From the Wretched of the Earth to the Defe ce of the West: An Essay on Left Disenchantment in France
Abstract
Just over a decade ago, the French Left was full of enthusiasm about the Third World. Progressive intellectuals believed that the Third World's struggle against imperialism and neo-colonialism was a world-wide struggle and that its liberation would signal the world revolution. The 'proletarian nations' which had for so long been excluded from a history that went against them, had now entered history in spectacular fashion and taken the torch from the 'bourgeoisified' working classes of the industrialized world, from classes which had been seduced by the delights of 'consumer society' and betrayed their mission of emancipation.
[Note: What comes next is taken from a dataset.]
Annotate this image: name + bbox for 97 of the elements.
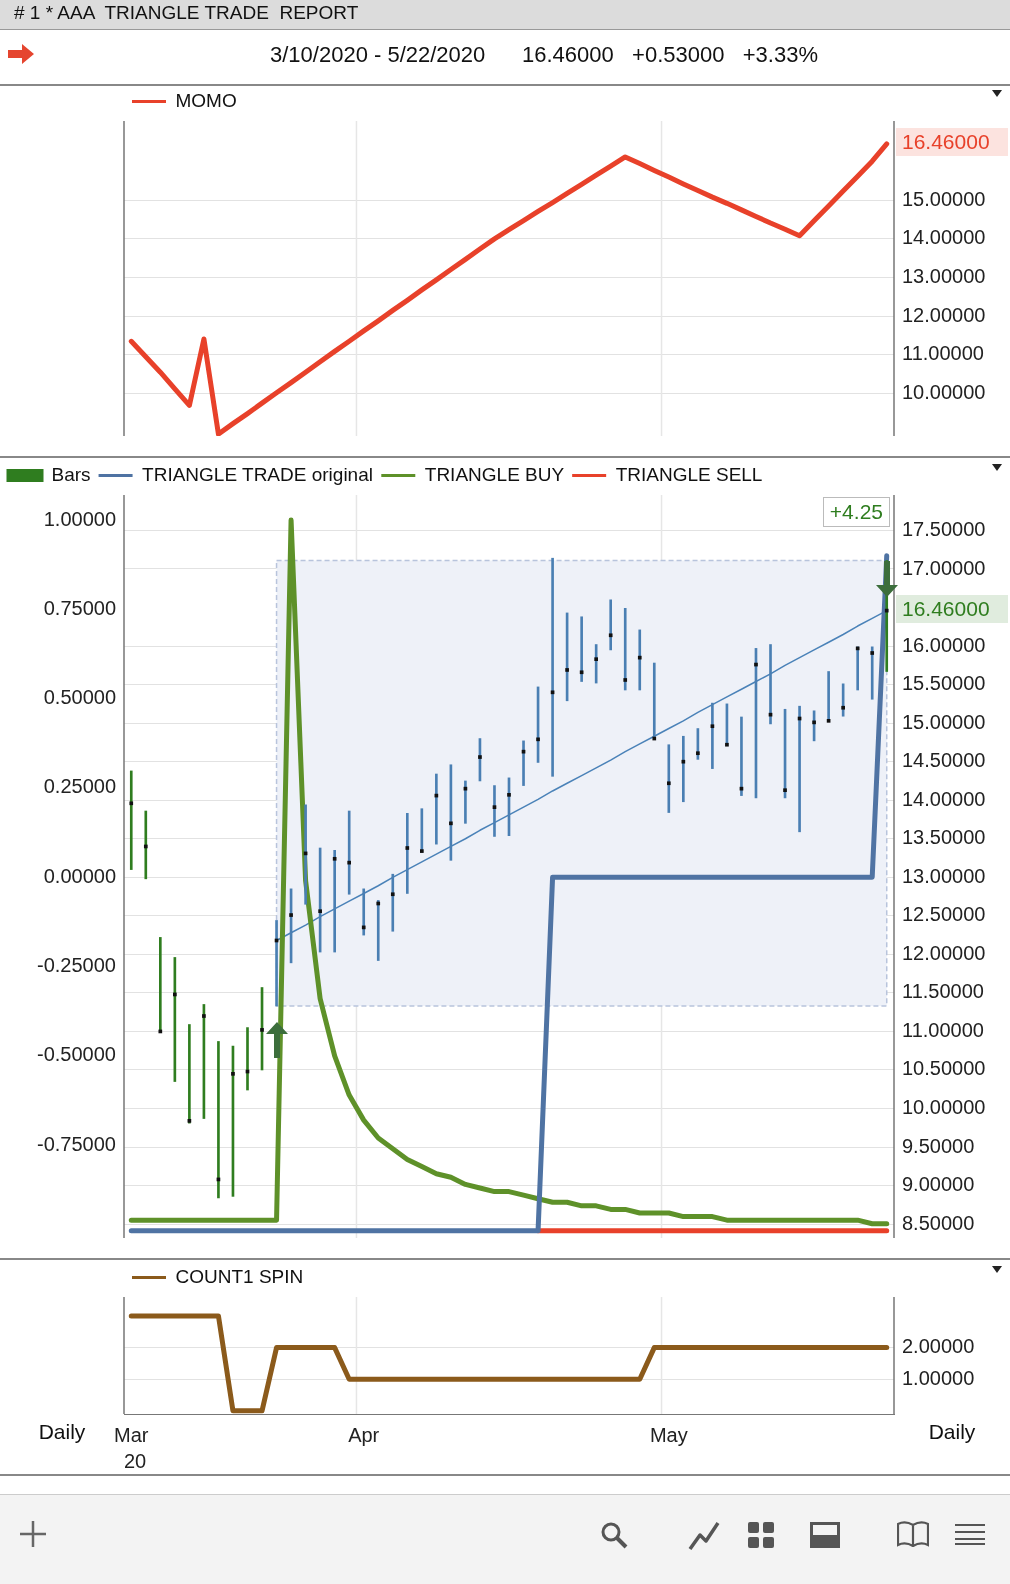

According to the self-styled Marxist theoreticians of the Latin Quarter, the epicentre of political revolution had shifted from Europe to the 'storm zone' and it would not be long before a tidal wave would flood the Old World and sweep away a system of exploitation which had had its day. Major feats of arms appeared to justify this prophetic messianism: Dien Bien Phu, the 1968 Tet offensive in Vietnam, the triumphal entry of the barbudos of the Sierra Maestra into Havana. An incandescently lyrical and militant literature set alight the imagination of French academics and journalists and artists of the French Left. The writings of Frantz Fanon, Che Guevara and Mao Tse Tung were sparks starting prairie fires in the small world of Parisian publishing and journalism; Sartre's preface to The Wretched of the Earth is a typical example.